Bring the entire sequence back to your therapist:
I told you X
I went to my mum and she “corrected or explained” my version.
Now I am more confused, feel guilty, and am worried about how you (therapist) think about me (patient.)
Let your therapist do her job! Let her help you!
Its a symptom of how difficult your childhood was that you are experiencing nearly continual overwhelm and anxiety over the relationship with your therapist. You imagine/anticipate/fear that she will “retire” or “win the lottery” or “think you lied” all of which are fantasies of rejection, abandonment, and which would naturally put an end to the therapeutic relationship.
I have sat in her chair, as I am a therapist, your concerns are natural parts of the therapy process. The closer you get to her the more anxious you become, for a while, that she will leave or reject you as “imperfect” or “a liar” or whatever else judgmental and cruel things were said and done to you as a child.
She won’t reject you or fault you for having said one thing in therapy about your family and then denied it. Dysfunctional, toxic, abusive, or just very fake families often produce children with imperfect memories, or who feel impelled to protect the family by “correcting” the record. In reality patients tell the truth in one session and then abase themselves and say they “misremembered “ or “misunderstood” in the next because they fear the cruel repercussions of family members for having exposed the family’s secrets and abuse to outsiders.

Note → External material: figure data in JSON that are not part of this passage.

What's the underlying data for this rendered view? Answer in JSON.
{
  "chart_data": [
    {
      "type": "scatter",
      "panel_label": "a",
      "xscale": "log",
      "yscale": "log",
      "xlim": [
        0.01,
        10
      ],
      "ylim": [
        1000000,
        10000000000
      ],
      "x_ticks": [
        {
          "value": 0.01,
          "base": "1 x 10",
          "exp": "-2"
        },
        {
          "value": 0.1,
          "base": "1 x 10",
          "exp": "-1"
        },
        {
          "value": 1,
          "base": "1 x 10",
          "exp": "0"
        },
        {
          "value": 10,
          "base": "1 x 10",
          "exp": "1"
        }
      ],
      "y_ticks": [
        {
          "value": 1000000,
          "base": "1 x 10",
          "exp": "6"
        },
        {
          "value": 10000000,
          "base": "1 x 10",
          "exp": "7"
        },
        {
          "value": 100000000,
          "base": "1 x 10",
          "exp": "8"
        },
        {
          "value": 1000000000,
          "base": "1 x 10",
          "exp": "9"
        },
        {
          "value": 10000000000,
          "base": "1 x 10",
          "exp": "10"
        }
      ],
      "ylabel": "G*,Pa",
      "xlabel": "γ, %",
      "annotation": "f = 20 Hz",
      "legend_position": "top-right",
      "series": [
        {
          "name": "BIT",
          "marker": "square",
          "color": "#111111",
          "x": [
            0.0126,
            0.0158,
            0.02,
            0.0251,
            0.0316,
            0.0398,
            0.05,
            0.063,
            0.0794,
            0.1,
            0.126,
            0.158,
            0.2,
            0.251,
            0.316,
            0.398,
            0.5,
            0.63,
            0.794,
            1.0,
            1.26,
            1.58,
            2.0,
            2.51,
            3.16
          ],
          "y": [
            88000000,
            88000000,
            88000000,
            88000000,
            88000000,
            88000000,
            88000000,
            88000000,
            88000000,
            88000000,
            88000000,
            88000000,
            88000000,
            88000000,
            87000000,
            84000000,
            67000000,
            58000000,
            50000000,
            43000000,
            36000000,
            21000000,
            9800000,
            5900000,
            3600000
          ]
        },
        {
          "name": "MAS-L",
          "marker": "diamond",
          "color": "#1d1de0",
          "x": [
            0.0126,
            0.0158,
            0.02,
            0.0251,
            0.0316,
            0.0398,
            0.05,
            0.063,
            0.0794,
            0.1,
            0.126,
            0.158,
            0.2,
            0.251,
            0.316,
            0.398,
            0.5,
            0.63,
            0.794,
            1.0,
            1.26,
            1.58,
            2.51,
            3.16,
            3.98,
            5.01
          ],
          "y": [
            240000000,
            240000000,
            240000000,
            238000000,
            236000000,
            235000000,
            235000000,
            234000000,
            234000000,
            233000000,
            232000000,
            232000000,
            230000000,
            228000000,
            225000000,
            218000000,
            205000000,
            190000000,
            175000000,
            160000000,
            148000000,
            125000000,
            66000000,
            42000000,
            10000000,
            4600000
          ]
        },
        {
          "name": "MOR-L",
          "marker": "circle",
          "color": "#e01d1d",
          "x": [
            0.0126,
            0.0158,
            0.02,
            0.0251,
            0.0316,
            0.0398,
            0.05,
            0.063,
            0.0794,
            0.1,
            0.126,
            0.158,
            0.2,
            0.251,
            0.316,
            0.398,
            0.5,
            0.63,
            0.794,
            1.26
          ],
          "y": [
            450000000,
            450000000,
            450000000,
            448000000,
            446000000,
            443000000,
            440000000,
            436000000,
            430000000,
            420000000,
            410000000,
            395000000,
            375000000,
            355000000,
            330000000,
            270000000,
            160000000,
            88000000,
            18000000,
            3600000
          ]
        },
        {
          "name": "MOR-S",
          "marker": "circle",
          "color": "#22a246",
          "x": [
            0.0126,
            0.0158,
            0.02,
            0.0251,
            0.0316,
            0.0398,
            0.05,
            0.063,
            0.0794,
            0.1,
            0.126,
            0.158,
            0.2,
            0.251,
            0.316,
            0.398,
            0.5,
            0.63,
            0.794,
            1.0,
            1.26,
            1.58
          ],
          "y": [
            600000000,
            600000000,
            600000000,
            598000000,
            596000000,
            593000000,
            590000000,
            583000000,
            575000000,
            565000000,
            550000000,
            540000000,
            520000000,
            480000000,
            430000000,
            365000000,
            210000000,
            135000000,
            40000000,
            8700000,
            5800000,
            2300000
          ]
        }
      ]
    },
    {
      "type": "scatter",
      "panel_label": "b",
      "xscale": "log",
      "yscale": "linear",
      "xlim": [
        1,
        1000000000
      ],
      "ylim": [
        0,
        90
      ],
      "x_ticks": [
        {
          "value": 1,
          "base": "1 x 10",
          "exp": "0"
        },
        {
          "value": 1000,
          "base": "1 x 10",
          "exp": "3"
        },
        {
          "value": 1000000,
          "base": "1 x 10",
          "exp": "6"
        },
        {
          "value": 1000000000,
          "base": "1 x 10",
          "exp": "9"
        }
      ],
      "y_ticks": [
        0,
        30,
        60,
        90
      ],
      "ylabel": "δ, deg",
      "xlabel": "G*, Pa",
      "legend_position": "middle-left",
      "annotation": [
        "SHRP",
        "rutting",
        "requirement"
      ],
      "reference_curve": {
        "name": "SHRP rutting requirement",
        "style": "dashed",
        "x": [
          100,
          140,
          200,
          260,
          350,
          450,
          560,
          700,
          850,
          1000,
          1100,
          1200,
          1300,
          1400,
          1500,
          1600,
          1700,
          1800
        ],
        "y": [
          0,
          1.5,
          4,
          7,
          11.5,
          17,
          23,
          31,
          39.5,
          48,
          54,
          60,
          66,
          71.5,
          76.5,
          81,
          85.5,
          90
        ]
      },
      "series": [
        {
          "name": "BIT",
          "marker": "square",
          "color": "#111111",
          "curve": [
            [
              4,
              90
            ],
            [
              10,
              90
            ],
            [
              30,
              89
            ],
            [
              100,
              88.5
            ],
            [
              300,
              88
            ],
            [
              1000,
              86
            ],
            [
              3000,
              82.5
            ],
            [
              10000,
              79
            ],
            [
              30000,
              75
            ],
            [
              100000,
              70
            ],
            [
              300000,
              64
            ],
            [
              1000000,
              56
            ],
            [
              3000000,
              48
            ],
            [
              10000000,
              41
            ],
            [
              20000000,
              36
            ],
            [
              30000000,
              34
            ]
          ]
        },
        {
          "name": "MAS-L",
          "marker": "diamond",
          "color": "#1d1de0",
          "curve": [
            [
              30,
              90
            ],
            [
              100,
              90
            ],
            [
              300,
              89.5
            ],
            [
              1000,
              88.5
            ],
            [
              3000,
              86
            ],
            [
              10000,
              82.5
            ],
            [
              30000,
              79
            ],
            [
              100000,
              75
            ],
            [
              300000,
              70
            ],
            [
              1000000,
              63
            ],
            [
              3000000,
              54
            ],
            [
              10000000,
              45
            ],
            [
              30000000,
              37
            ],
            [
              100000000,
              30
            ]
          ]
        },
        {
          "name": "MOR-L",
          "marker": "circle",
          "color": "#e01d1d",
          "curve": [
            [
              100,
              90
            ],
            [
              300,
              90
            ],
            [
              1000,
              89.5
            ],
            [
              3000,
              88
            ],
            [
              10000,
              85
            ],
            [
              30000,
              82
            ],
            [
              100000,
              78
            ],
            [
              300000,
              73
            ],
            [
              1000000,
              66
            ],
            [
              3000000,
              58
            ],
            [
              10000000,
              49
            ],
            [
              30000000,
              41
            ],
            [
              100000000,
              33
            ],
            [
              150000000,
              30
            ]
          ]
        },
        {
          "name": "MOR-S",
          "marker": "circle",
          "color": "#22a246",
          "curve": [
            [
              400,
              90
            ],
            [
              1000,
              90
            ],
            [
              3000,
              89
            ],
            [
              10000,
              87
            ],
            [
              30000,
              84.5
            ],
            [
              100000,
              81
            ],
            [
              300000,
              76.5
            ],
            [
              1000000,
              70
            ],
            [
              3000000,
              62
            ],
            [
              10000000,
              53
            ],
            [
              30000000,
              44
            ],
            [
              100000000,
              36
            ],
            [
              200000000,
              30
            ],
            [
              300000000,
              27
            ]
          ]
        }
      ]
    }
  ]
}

This black and white thinking—-that you have either told the exact photographic truth or you have lied is not useful. Whatever you told your therapist was your experience as you remembered it. The fact that your mother claims to have a different interpretation or more context is not a sign that you “lied.” Its just more context.
At any rate your therapist will havd seen it all before. Stay in the therapy. Work somatically to calm yourself between sessions. Swim, dance, meditate, take up pottery, yoga, walk…whatever feels good.